3.3. Observing Geometry

We investigate the impact of the synthetic objects' observing geometry on the thermal modeling results. As heliocentric distance, distance from the observer, and solar phase angle are closely related, we focus on the latter, which shows the effects most clearly (Figure 4). At solar phase angles up to 65°, the NEATM has a success rate close to unity and its fractional errors in diameter and albedo are close to zero.
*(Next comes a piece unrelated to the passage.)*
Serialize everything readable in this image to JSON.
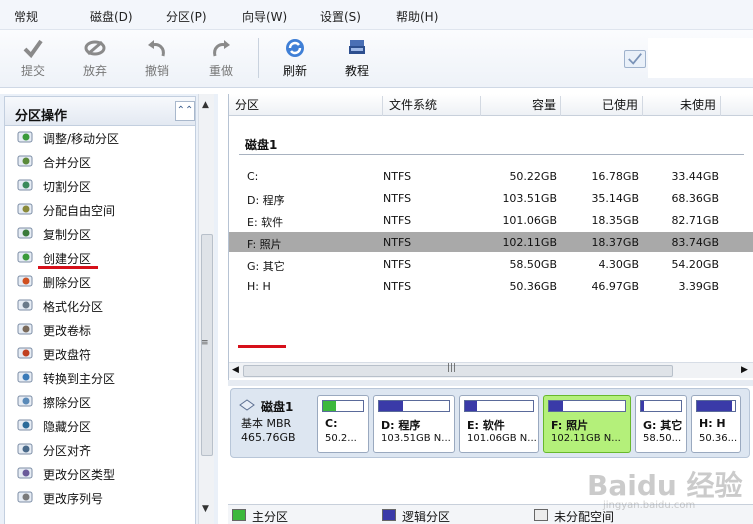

For phase angles greater than 65°, the FRM diameter success rate is greater than that of the NEATM. The situation is more complicated for the albedo success rates of the NEATM and the FRM. This behavior is caused by the fact that the absolute diameter fractional errors of the NEATM grow faster than those of the FRM; FRM diameters are closer to the real diameters for solar phase angles greater 65°. On the other hand, the absolute albedo fractional errors of the NEATM grow slower than those of the FRM; for solar phase angles 65° ≤ α ≤ 80°,  the FRM derives on average slightly more accurate albedos than the NEATM, but for α > 80°, the NEATM performs slightly better again, causing the fluctuations in the albedo success rates.

Figure 4.

Figure 4. Success rates and fractional errors based on solar phase angle. Refer to Figure 2 for definitions. There is a strong dependence of the success rates and fractional errors of the NEATM and the FRM as a function of solar phase angle. FRM diameters are generally closer to the real diameters than NEATM diameters for phase angles greater 65°.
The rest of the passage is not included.